Here, we used simultaneous scalp electroencephalogram (EEG) and local field potential (LFP) recordings from the BG in 17 patients undergoing deep brain stimulation (DBS) for PD to investigate error-related evoked activity in the human STN, its relation to post-error behavioral adjustment and the influence of dopamine during the performance of a speeded flanker task.

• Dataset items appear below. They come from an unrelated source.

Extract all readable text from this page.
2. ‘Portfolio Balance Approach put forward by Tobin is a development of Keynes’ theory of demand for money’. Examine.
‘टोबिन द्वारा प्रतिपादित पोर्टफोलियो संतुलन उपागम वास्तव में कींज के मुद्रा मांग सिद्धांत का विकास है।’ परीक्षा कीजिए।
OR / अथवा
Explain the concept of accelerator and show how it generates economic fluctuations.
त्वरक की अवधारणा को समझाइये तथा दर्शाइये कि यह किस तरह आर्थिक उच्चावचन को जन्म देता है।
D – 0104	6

We found an error-related positive deflection (STN-Pe) in the STN-LFP 260–450 msec after error commission. Importantly, the STN-Pe amplitude was larger in trials with post-error slowing compared to trials with post-error speeding. There was no overall effect of dopamine on error processing. Subgroup analysis revealed a higher error rate (ER) in younger patients with earlier disease onset ON medication compared to OFF medication (and vice versa in the older patient group), which was associated with modulatory effects of the early cortical error-related negativity (ERN) and late STN-Pe. The late error-related STN-Pe that is associated with post-error reaction time (RT) adjustments supports the notion that post-error slowing is implemented by motor inhibition involving the STN. Further, the modulation of behavioral performance by dopaminergic therapy depending on patients' age may suggest a dopamine overdose effect in patients with earlier onset of PD.